Abstract :
Perkembangan usaha yang semakin pesat dan kompetitif menyebabkan badan usaha harus
mampu mengembangkan keunggulan bersaing dengan cara menghasilkan produk yang berkualitas
tinggi dengan harga bersaing dan tepat waktu pada saat konsumen membutuhkannya. Kondisi ini
membuat badan usaha harus terus-menerus melakukan usaha perbaikan di dalam proses
produksinya agar proses produksi dapat berjalan secara efektif dan efisien.
Untuk mencapai efisiensi biaya produk tanpa harus mengurangi kualitas produk badan
usaha harus mencari penyebab timbulnya biaya tersebut, mengatur, dan mengendalikannya. Pada
umumnya yang menjadi penyebab timbulnya biaya adalah aktivitas-aktivitas yang dilakukan
dalam proses produksi. Aktivitas ini dikenal sebagai pemicu biaya. Oleh sebab itu, aktivitas-aktivitas
yang terjadi perlu dikendalikan melalui penerapan activity based management.
ABM merupakan sistem yang menyeluruh dan memfokuskan perhatian manajemen pada
aktivitas dengan tujuan untuk meningkatkan nilai yang diperoleh konsumen dan profitabilitas
badan usaha. ABM terdiri dari dua dimensi yaitu process dimension dan cost dimension.

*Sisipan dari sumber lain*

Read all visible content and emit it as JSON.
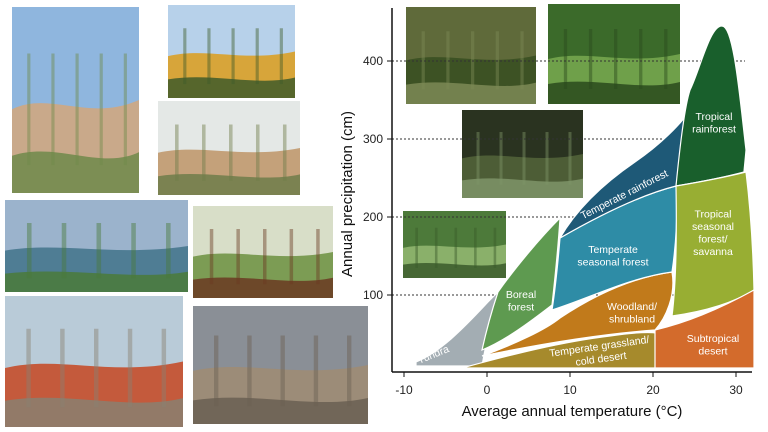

Process dimension memberikan informasi tentang aktivitas produksi badan usaha
Dimensi inilah yang memberikan kemampuan untuk melakukan dan mengukur perbaikan
berkelanjutan. Sehingga badan usaha dapat mengetahui aktivitas yang bernilai tambah dan
aktivitas yang tidak bernilai tambah.
Cost dimension memberikan informasi biaya sumber daya, biaya aktivitas, dan biaya
produk. Dimensi ini memberikan solusi perhitungan biaya yang lebih akurat dengan menggunakan
metode ABC ABC dapat mengatasi kelemahan yang terdapat pada traditional costing system.
Sistem ABC mencegah terjadinya over costing dan under costing dalam perhitungan biaya produk
agar manajemen tidak salah dalam membuat keputusan.
Hasil analisis terhadap PT "X" di Gempol menunjukkan bahwa tidak semua aktivitas
yang dilakukan oleh PT "X" bernilai tambah bagi badan usaha dan konsumen tetapi ada beberapa
aktivitas yang tidak bernilai tambah yaitu sebesar 9,19% dari total biaya aktivitas. Oleh karena itu,
PT "X" perlu melakukan pengendalian, pengelolaan aktivitas, dan pengeliminasian non valueadded
activity untuk mencapai cost reduction.
Selain itu, perhitungan biaya berdasarkan sistem tradisional yang dilakukan oleh PT "X"
menyebabkan terjadinya over costing untuk celana pendek jeans dan under costing untuk celana
panjang jeans. Untuk itu, agar pembebanan biaya produk lebih akurat PT "X" perlu melakukan
perhitungan biaya berdasarkan ABC yang menelusuri biaya aktivitas ke tiap-tiap aktivitas,
kemudian membebankan biaya aktivitas ke masing-masing produk.